Mercedes F1 boss Toto Wolff is proud of the responsive and friendly working atmosphere that exists at championship winning outfit and due in part to a "no dickheads" philosophy inspired by the great All Blacks rugby team.
Mercedes' outstanding engineering and organizational excellence has been at the forefront of the German manufacturer's dominance of Formula 1 for the past seven seasons.
But as an astute operator, Wolff has helped instill a culture of collaboration and sociability at Brackley that has also been crucial to Mercedes success and stability.
Speaking to Formula1.com's Will Buxton, Wolff recalled a moment in his early days with the Brackley squad that would come to define the team's warm atmosphere.
"There is a lot of camaraderie, I would call it," said the Austrian.
"I had a weird situation in 2015 when I moved to the UK and for my birthday on January 12th my wife Suzie said ‘who do you want to invite?’.
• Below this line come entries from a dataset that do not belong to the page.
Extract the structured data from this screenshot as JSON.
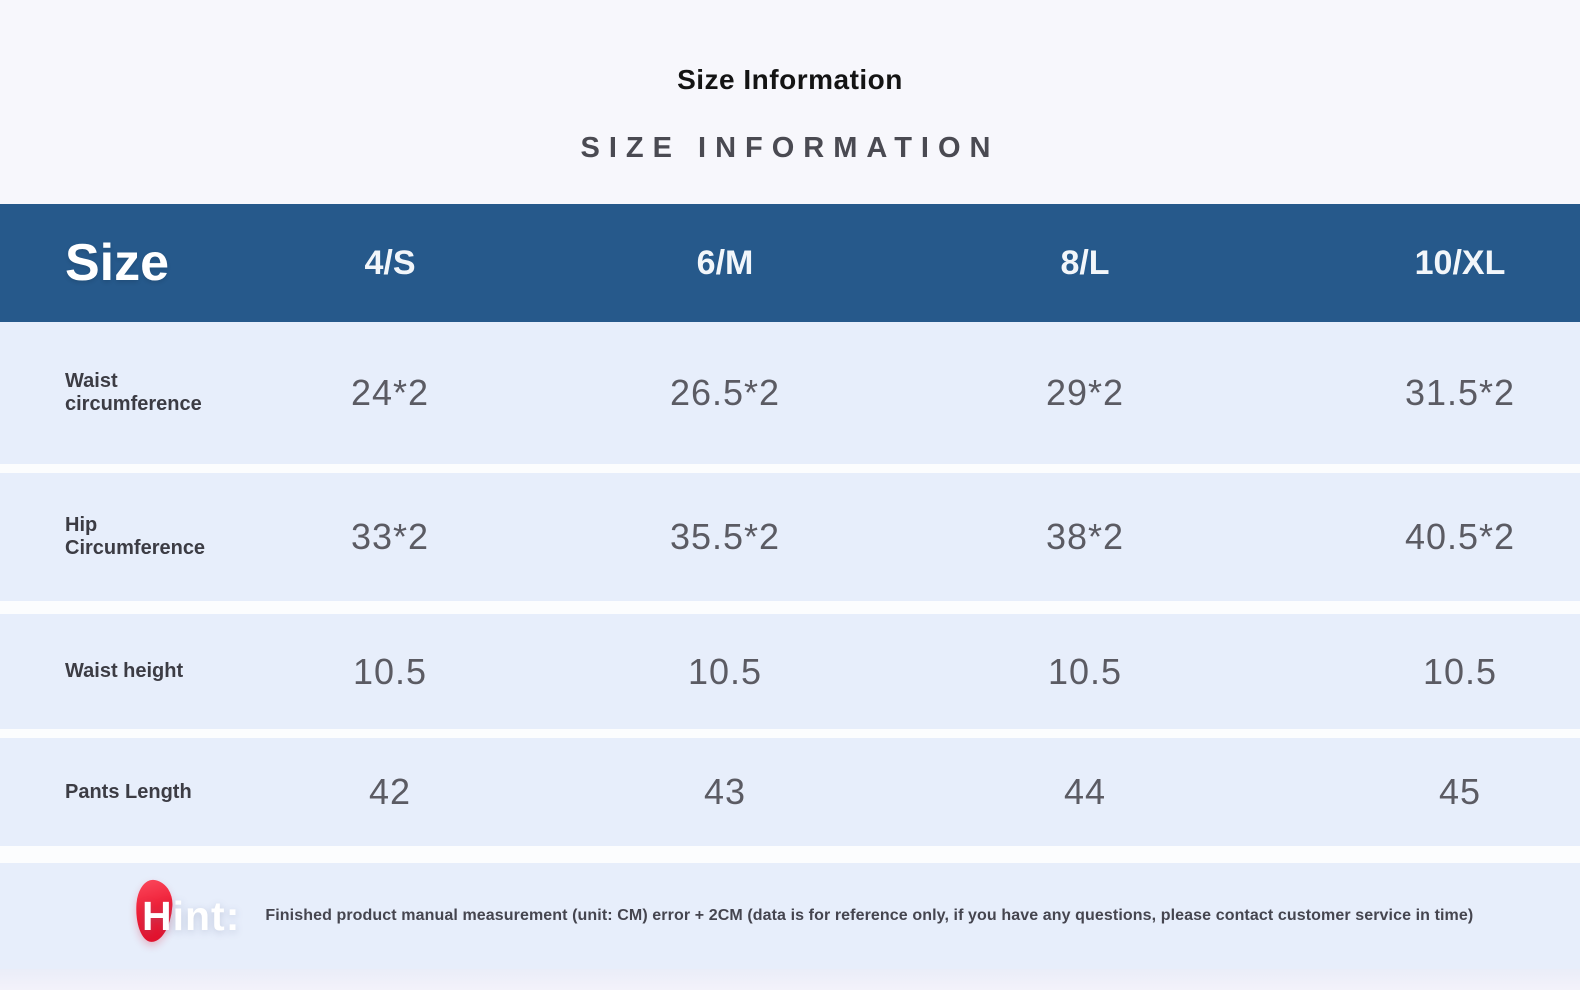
{
  "page": {
    "title": "Size Information",
    "subtitle": "SIZE INFORMATION"
  },
  "table": {
    "corner_label": "Size",
    "columns": [
      "4/S",
      "6/M",
      "8/L",
      "10/XL"
    ],
    "rows": [
      {
        "label": "Waist circumference",
        "values": [
          "24*2",
          "26.5*2",
          "29*2",
          "31.5*2"
        ]
      },
      {
        "label": "Hip Circumference",
        "values": [
          "33*2",
          "35.5*2",
          "38*2",
          "40.5*2"
        ]
      },
      {
        "label": "Waist height",
        "values": [
          "10.5",
          "10.5",
          "10.5",
          "10.5"
        ]
      },
      {
        "label": "Pants Length",
        "values": [
          "42",
          "43",
          "44",
          "45"
        ]
      }
    ]
  },
  "hint": {
    "label": "Hint:",
    "text": "Finished product manual measurement (unit: CM) error + 2CM (data is for reference only, if you have any questions, please contact customer service in time)"
  },
  "colors": {
    "header_bg": "#26598b",
    "row_bg": "#e7eefb",
    "page_bg": "#f7f7fc",
    "hint_accent_red": "#ef1f37",
    "value_text": "#5b5b63",
    "label_text": "#3c3c44"
  },
  "chart_data": {
    "type": "table",
    "title": "Size Information",
    "subtitle": "SIZE INFORMATION",
    "unit": "CM",
    "columns": [
      "Size",
      "4/S",
      "6/M",
      "8/L",
      "10/XL"
    ],
    "rows": [
      [
        "Waist circumference",
        "24*2",
        "26.5*2",
        "29*2",
        "31.5*2"
      ],
      [
        "Hip Circumference",
        "33*2",
        "35.5*2",
        "38*2",
        "40.5*2"
      ],
      [
        "Waist height",
        "10.5",
        "10.5",
        "10.5",
        "10.5"
      ],
      [
        "Pants Length",
        "42",
        "43",
        "44",
        "45"
      ]
    ],
    "note": "Finished product manual measurement (unit: CM) error + 2CM (data is for reference only, if you have any questions, please contact customer service in time)"
  }
}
"The only people I could imagine inviting were my close confidants in the team. We ended up having a dinner with 10 or more colleagues of mine with their wives, and that shows how close we were straight from the get-go."
Wolff said he harbored a genuine interest in his colleagues, an attentiveness that permeates through the team.
"I have a real interest in the people," he added. "I like to spend a lot of time with them, understanding their struggles, their worries and also what motivates and challenges them.
"We care for each other in the team and I think this is being felt. But it’s not all schmoozing and we are all so happy with each other, there’s also a way of coping with pressure.
"It’s a safe environment. We have no hire-and-fire policy, we don’t blame each other.
"It can be heated, and that’s very important, diversity of opinion, but it never leads to a situation where we fall out with each other.
"If we fall out, that has been at the beginning, that means the characters didn’t fit to each other."
Creating a positive atmosphere is an important undertaking. But sustaining year in and year out the productive and receptive environment is equally critical.
Wolff explained how the team resorted to a simple philosophy inspired by an adage promoted by New Zealand's famed All Blacks rugby squad.
"We have a sports psychologist in the team called Ceri Evans who is also the sports psychologist for the All Blacks," said the 48-year-old team boss.
"One of the mottos of the All Blacks is ‘No dickheads’! And we kind of took that philosophy to us as well."